Ah, these small boats are so easy!:) Every time I was aboard a destroyer (usually conning or on the bridge in direct support) into Hong Kong, we had to perform the agonizingly complex standard Navy mooring to the man-of-war buoy dance. Entering harbor, prep an anchor chain by detaching it from the anchor and horsing it up to the bullnose. 500 yards or so from man-of-war buoy; launch the whaleboat with standard 3-man crew and two buoy jumpers with appropriate tools. Head the ship into the current and stop with the bullnose a close to the buoy as possible, and pass a mooring line messenger to the whaleboat which then transfers the buoy jumpers and the line to the buoy while remaining carefully clear of the area between ship and buoy. The messenger is rove through the buoy shackle, and the end returned to the ship where a lot of manpower is available to help pull the 6-inch mooring line down to the buoy crew who hopefully very quickly shackle it to the buoy. And we are moored, right? Wrong. Next the ship is winched up tight to the buoy (jumpers having retreated to the whaleboat) and the anchor chain is lowered to the buoy. Then the whaleboat returns the buoy jumpers to the buoy where they shackle the chain to the buoy shackle. Now we are moored. There are any number of ways this evolution can go very wrong very fast, and until that mooring line is first made fast to the buoy, the conning has to be of a high degree of precision. Unmooring is the reverse. The last time I was there in command of a towing and salvage ship, we were invited because of our size toe moor alongside HMS Tamar, the Royal Navy base. What a pleasure to not have to wait forever at either end for the water taxi!
Every time I approach a buoy, that will be going through my head. Thanks I think.
Usually boat hook it and pull up, run line through and drop it, tie off.
 
I haven’t tried it but a camera that lets you look straight down onto the mooring float seems like it would be quite helpful.

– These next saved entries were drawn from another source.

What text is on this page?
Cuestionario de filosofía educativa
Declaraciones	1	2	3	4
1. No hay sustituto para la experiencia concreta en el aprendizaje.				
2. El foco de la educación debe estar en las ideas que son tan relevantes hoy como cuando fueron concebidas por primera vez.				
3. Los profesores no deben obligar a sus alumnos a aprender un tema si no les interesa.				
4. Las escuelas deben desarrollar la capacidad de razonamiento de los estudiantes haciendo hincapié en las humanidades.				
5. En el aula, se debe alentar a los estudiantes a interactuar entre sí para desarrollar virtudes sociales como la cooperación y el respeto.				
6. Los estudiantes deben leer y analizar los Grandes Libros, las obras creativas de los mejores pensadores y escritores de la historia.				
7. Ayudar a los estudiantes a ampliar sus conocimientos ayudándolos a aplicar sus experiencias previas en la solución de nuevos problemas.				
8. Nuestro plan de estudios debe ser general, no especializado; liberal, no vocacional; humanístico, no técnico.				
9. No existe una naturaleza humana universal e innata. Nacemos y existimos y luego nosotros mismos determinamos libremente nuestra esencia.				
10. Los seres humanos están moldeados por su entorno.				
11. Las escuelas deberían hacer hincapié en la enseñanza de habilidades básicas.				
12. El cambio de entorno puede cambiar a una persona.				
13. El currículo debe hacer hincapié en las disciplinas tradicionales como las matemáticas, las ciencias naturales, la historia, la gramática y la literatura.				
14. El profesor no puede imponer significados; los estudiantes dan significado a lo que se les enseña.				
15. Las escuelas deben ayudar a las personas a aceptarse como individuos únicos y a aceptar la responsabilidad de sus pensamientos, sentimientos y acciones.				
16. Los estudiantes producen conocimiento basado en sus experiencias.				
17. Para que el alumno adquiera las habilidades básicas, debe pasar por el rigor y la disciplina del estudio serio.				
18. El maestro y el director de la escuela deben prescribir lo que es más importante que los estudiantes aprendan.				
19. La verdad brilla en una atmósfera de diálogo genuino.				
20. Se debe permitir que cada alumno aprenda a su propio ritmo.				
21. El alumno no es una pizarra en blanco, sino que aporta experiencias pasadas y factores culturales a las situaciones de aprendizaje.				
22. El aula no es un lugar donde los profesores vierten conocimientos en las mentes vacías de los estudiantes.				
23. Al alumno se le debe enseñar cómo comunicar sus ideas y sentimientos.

Interesting, but I'm not sure I can envision that being practical. I usually handled mooring-grabbing duties and had Ann at the helm. Regardless of where the pick-up point was going to be, I followed the Man Overboard Protocol and kept pointing directly where the buoy was, she used the shifters and sometimes the thruster until I gave the thumbs up to stop. And we were never shy about asking for help if it was available from someone nearby in a dinghy or launch or pre-arranged with the harbormaster as we approached the harbor.

We never could get our various sets of "marriage savers" to work satisfactorily, so used a system of simple hand signals for a variety of docking, anchoring and mooring activities.
 
Our bow is at least 8' off the water. We have a 3-section extendable boat hook. Fran drives the boat, I'm on the bow - we use EarTec headsets to communicate. She gets boat where I want it and holds it there. (Bow and stern thrusters help immensely.)

I grab any part of the pennant with the hook and bring it up to me, hold it in one hand while I lay down the boat hook with the other. I already have both bridle line ends right there, ready to poke through the thimble on the end of the pennant. Poke 'em through, tie off one, then the other.

In 4 months in the VI's and 6 months down island, where we moored at least 5-6 times a month (almost every day in the VI's sometimes), we never had a problem with this approach.
 
I picked them up in the aft cockpit and then walked the line fwd.